December 21st is one of my favorite days of the year. It's the winter solstice! It's the shortest day of the year. It marks what most consider the beginning of winter. It's the day I trick my mind.
I've never really been a winter person. Oh, I've had my days when throwing snowballs is fun. In fact, I threw four of them today. I tried to hit a spot on a building showing a co-worker that if the planets had been aligned right, and I had spent more time practicing my pitching, instead of chasing trout, I could be playing for the Dodgers. After four throws, he never bought the story, and cold hands convinced me that convincing him was futile.
Like I mentioned December 21st is the day I trick my mind. Here's how I see it. The winter solstice is the day the sun reaches it's southern most migration. The angle of the sun to my position on the earth, at this date, is at it's greatest. From this day forward, the sun begins to migrate to the north again. So, to me, December 21st is the beginning of spring. That's right! Here comes the sun. The days are getting longer. Fishing season is on its way.
It doesn't matter that it's 16 degrees outside tonight. The sun is moving in the right direction and that does wonders for my cabin fever. Cabin fever hits me every winter. It's never hit me to the point of feeling I have Seasonal Affective Disorder (SAD). I just get a little winter blue. I have studied the recommendations for those who have SAD and I think they can help with mild cases of winter blues and cabin fever. Here are some of the recommendations:
Spend time outside everyday, even on cloudy days. The available light is good to absorb through the eyes and skin.
Eat a well-balanced diet. Include vitamins and minerals.
Exercise 30 minutes a day, three time a week or more.
Stay involved with your social circle and regular activities.
Stay positive mentally. Set goals and actively work toward them. Plan and look forward to future spring, summer, and fall adventures. (Of course, these should include the many fly fishing adventures you dream about.)

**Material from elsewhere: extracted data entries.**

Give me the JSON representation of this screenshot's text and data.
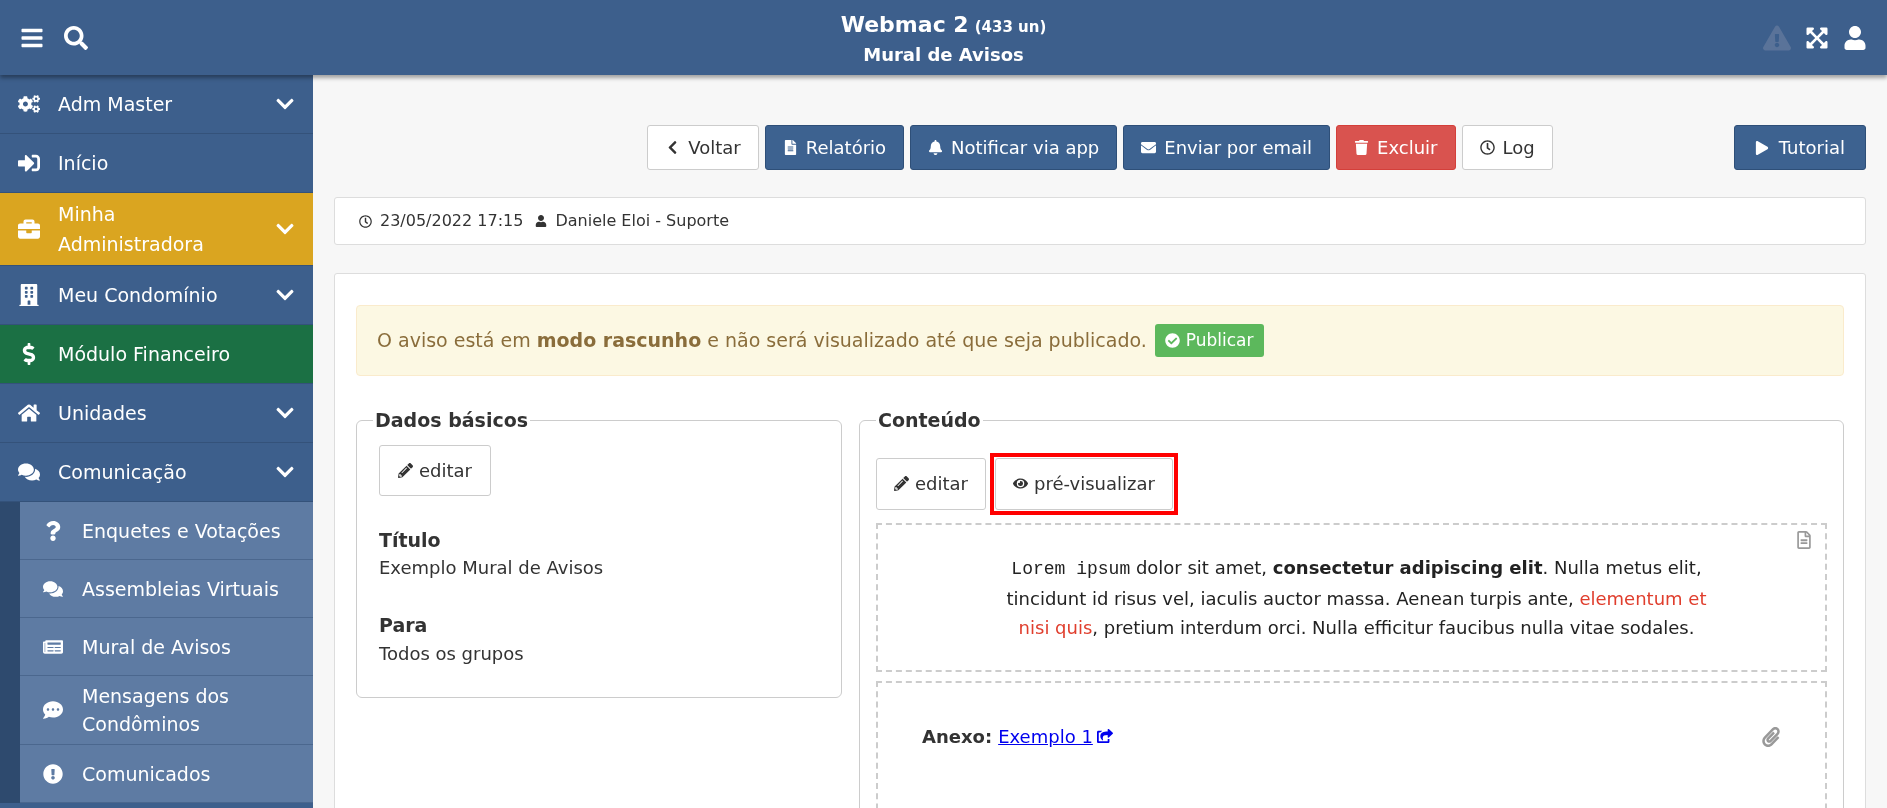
{
  "header": {
    "title": "Webmac 2",
    "count": "(433 un)",
    "subtitle": "Mural de Avisos"
  },
  "sidebar": {
    "items": [
      {
        "label": "Adm Master",
        "expandable": true,
        "color": "#3d5f8c"
      },
      {
        "label": "Início",
        "expandable": false,
        "color": "#3d5f8c"
      },
      {
        "label": "Minha Administradora",
        "expandable": true,
        "color": "#daa520"
      },
      {
        "label": "Meu Condomínio",
        "expandable": true,
        "color": "#3d5f8c"
      },
      {
        "label": "Módulo Financeiro",
        "expandable": false,
        "color": "#1b7044"
      },
      {
        "label": "Unidades",
        "expandable": true,
        "color": "#3d5f8c"
      },
      {
        "label": "Comunicação",
        "expandable": true,
        "color": "#3d5f8c",
        "children": [
          {
            "label": "Enquetes e Votações"
          },
          {
            "label": "Assembleias Virtuais"
          },
          {
            "label": "Mural de Avisos"
          },
          {
            "label": "Mensagens dos Condôminos"
          },
          {
            "label": "Comunicados"
          }
        ]
      }
    ]
  },
  "toolbar": {
    "buttons": [
      {
        "label": "Voltar",
        "kind": "default"
      },
      {
        "label": "Relatório",
        "kind": "primary"
      },
      {
        "label": "Notificar via app",
        "kind": "primary"
      },
      {
        "label": "Enviar por email",
        "kind": "primary"
      },
      {
        "label": "Excluir",
        "kind": "danger"
      },
      {
        "label": "Log",
        "kind": "default"
      }
    ],
    "tutorial": "Tutorial"
  },
  "info": {
    "date": "23/05/2022 17:15",
    "author": "Daniele Eloi - Suporte"
  },
  "alert": {
    "text": "O aviso está em **modo rascunho** e não será visualizado até que seja publicado.",
    "button": "Publicar"
  },
  "basic": {
    "legend": "Dados básicos",
    "edit": "editar",
    "fields": [
      {
        "label": "Título",
        "value": "Exemplo Mural de Avisos"
      },
      {
        "label": "Para",
        "value": "Todos os grupos"
      }
    ]
  },
  "content": {
    "legend": "Conteúdo",
    "tabs": [
      {
        "label": "editar",
        "highlighted": false
      },
      {
        "label": "pré-visualizar",
        "highlighted": true
      }
    ],
    "body": [
      {
        "kind": "code",
        "text": "Lorem ipsum"
      },
      {
        "kind": "text",
        "text": " dolor sit amet, "
      },
      {
        "kind": "bold",
        "text": "consectetur adipiscing elit"
      },
      {
        "kind": "text",
        "text": ". Nulla metus elit, tincidunt id risus vel, iaculis auctor massa. Aenean turpis ante, "
      },
      {
        "kind": "red",
        "text": "elementum et nisi quis"
      },
      {
        "kind": "text",
        "text": ", pretium interdum orci. Nulla efficitur faucibus nulla vitae sodales."
      }
    ],
    "attachment": {
      "label": "Anexo:",
      "link": "Exemplo 1"
    }
  }
}
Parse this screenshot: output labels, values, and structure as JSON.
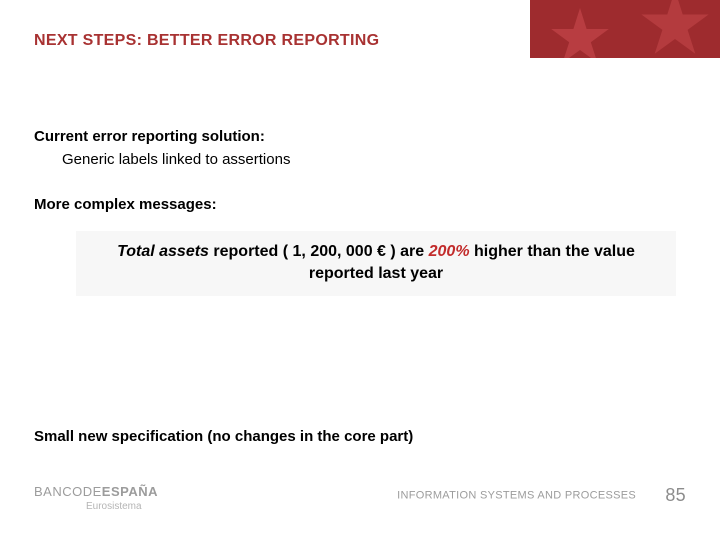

Spring is on it's way. I can feel the days getting longer (adding2 minutes of light per day now). I can feel the sun hitting the back of my neck and tanning my forearms as I cast to trout sipping the first hatch of blue-winged olives. It feels good. Close your eyes and watch that nice cutthroat coming for your fly. There he is. He took it. Raise the rod tip and feel the fight. See, spring is here every winter solstice. Goodbye cabin fever!